Project aims to drastically improve computing by improving topological material, reducing noise
NewsJune 15, 2018
MALIBU, Calif. Research and development lab HRL Laboratories -- a joint venture of Boeing and General Motors -- is embarking on a project aimed at developing topological building blocks that will keep fragile quantum information safe from environmental effects.
The project, dubbed "Suppressing Trivial Edge Conductance in 2D Topological Materials," is described by Minh Nguyen, HRL’s principal investigator: “Our aim by improving 2D quantum-well topological materials will be to provide a novel building block for quantum computation that does not need quantum correction to mitigate noise. If we can suppress edge conductance in this material, it can then be used in devices and circuits that can protect quantum information from environmental fluctuations and disturbance.”
Most current quantum computational approaches rely on one qubit -- a qubit is a single bit of quantum information -- for quantum calculation and 50 to 100 qubits to correct fluctuations caused by the environment. but current approaches don't protect the data from disturbances.
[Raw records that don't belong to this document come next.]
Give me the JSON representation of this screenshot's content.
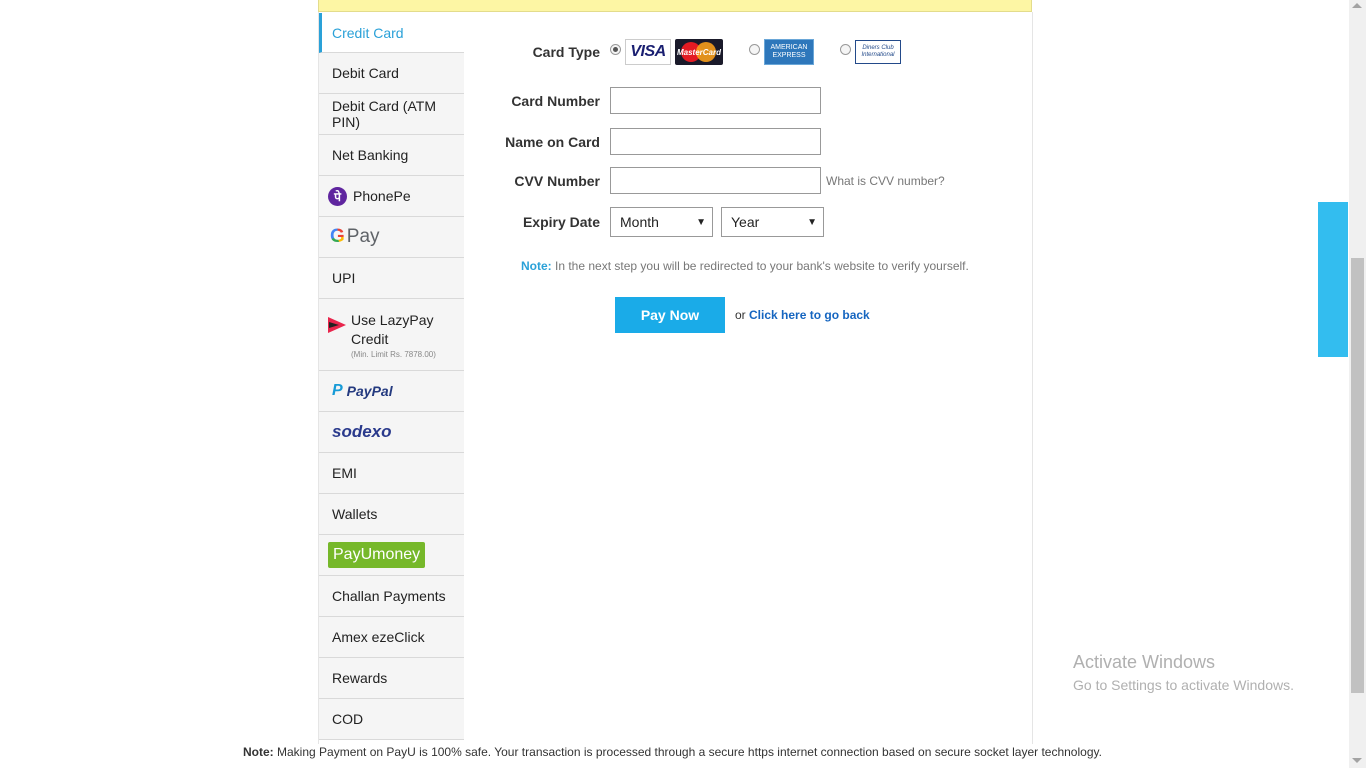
{
  "sidebar": {
    "items": [
      {
        "label": "Credit Card"
      },
      {
        "label": "Debit Card"
      },
      {
        "label": "Debit Card (ATM PIN)"
      },
      {
        "label": "Net Banking"
      },
      {
        "label": "PhonePe"
      },
      {
        "label": "Pay"
      },
      {
        "label": "UPI"
      },
      {
        "label": "Use LazyPay Credit",
        "sublabel": "(Min. Limit Rs. 7878.00)"
      },
      {
        "label": "PayPal"
      },
      {
        "label": "sodexo"
      },
      {
        "label": "EMI"
      },
      {
        "label": "Wallets"
      },
      {
        "label": "PayUmoney"
      },
      {
        "label": "Challan Payments"
      },
      {
        "label": "Amex ezeClick"
      },
      {
        "label": "Rewards"
      },
      {
        "label": "COD"
      }
    ]
  },
  "form": {
    "card_type_label": "Card Type",
    "card_number_label": "Card Number",
    "name_label": "Name on Card",
    "cvv_label": "CVV Number",
    "cvv_hint": "What is CVV number?",
    "expiry_label": "Expiry Date",
    "month_value": "Month",
    "year_value": "Year",
    "card_number_value": "",
    "name_value": "",
    "cvv_value": "",
    "cards": {
      "visa": "VISA",
      "mastercard": "MasterCard",
      "amex_line1": "AMERICAN",
      "amex_line2": "EXPRESS",
      "diners_line1": "Diners Club",
      "diners_line2": "International"
    },
    "note_keyword": "Note:",
    "note_text": " In the next step you will be redirected to your bank's website to verify yourself.",
    "pay_now": "Pay Now",
    "or_text": "or ",
    "go_back": "Click here to go back"
  },
  "footer": {
    "note_keyword": "Note:",
    "note_text": " Making Payment on PayU is 100% safe. Your transaction is processed through a secure https internet connection based on secure socket layer technology."
  },
  "watermark": {
    "line1": "Activate Windows",
    "line2": "Go to Settings to activate Windows."
  },
  "colors": {
    "accent": "#2aa1d8",
    "button": "#1aabe8",
    "banner": "#fdf6a4"
  }
}
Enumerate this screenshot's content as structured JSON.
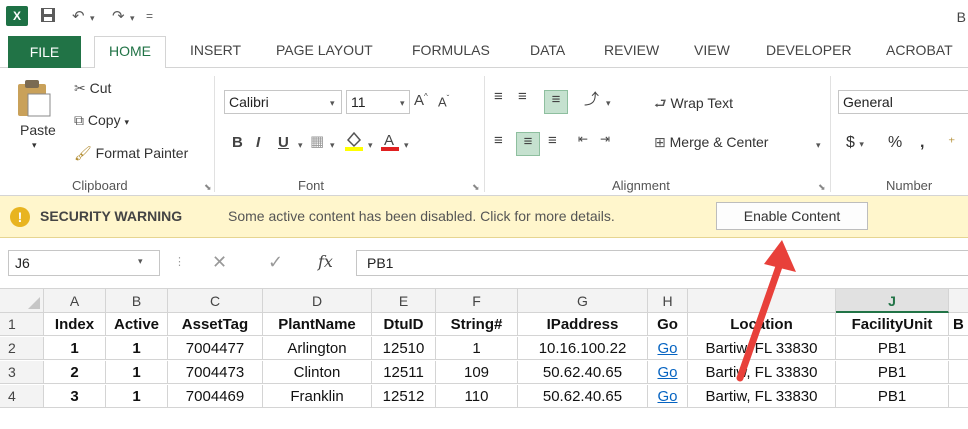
{
  "titlebar": {
    "title_fragment": "B",
    "logo": "X"
  },
  "tabs": [
    "FILE",
    "HOME",
    "INSERT",
    "PAGE LAYOUT",
    "FORMULAS",
    "DATA",
    "REVIEW",
    "VIEW",
    "DEVELOPER",
    "ACROBAT"
  ],
  "clipboard": {
    "paste": "Paste",
    "cut": "Cut",
    "copy": "Copy",
    "format_painter": "Format Painter",
    "label": "Clipboard"
  },
  "font": {
    "name": "Calibri",
    "size": "11",
    "label": "Font"
  },
  "alignment": {
    "wrap": "Wrap Text",
    "merge": "Merge & Center",
    "label": "Alignment"
  },
  "number": {
    "format": "General",
    "label": "Number",
    "currency": "$",
    "percent": "%",
    "comma": ","
  },
  "security": {
    "title": "SECURITY WARNING",
    "message": "Some active content has been disabled. Click for more details.",
    "button": "Enable Content"
  },
  "formula": {
    "namebox": "J6",
    "value": "PB1",
    "fx": "fx"
  },
  "columns": [
    "A",
    "B",
    "C",
    "D",
    "E",
    "F",
    "G",
    "H",
    "I",
    "J"
  ],
  "rows": [
    {
      "num": "1",
      "cells": [
        "Index",
        "Active",
        "AssetTag",
        "PlantName",
        "DtuID",
        "String#",
        "IPaddress",
        "Go",
        "Location",
        "FacilityUnit",
        "B"
      ]
    },
    {
      "num": "2",
      "cells": [
        "1",
        "1",
        "7004477",
        "Arlington",
        "12510",
        "1",
        "10.16.100.22",
        "Go",
        "Bartiw, FL 33830",
        "PB1",
        ""
      ]
    },
    {
      "num": "3",
      "cells": [
        "2",
        "1",
        "7004473",
        "Clinton",
        "12511",
        "109",
        "50.62.40.65",
        "Go",
        "Bartiw, FL 33830",
        "PB1",
        ""
      ]
    },
    {
      "num": "4",
      "cells": [
        "3",
        "1",
        "7004469",
        "Franklin",
        "12512",
        "110",
        "50.62.40.65",
        "Go",
        "Bartiw, FL 33830",
        "PB1",
        ""
      ]
    }
  ],
  "colors": {
    "excel_green": "#217346",
    "warning_bg": "#fff6cc",
    "arrow": "#e8403a",
    "link": "#0563c1"
  }
}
The specific goal of this project is to unambiguously reveal the quantum spin Hall regime, which can produce damaging interference, and helical edge states of 2D topological materials and suppress nontopological edge conductance, a source of environmental noise, to a low enough level to observe long-lived quantum excitations, which preserves the sensitive information in the qubit.
“Imagine the topological material as a doughnut with a qubit encoded in the hole," Nguyen posits. "Environmental disturbances are squeezing, pressing, or deforming the doughnut, but the doughnut’s identity -- the hole storing quantum information -- remains consistent, even if the doughnut changes drastically to the shape of a mug with a handle. The beauty of topological encoding is that the qubit stays safe and does not change with deformation. With these topological qubits, quantum computation could be accomplished with far fewer total qubits than are needed in other approaches that require extra qubits for quantum error correction.”
Nguyen concludes: “The nontopological edge conductance can be regarded as a showstopper for the 2D quantum well material system. If we succeed, it will revitalize the promise of 2D topological materials and reopen potentially simpler and more scalable device designs for topological qubits than those currently being pursued. Readily scalable topological operations could revolutionize the quantum information field.”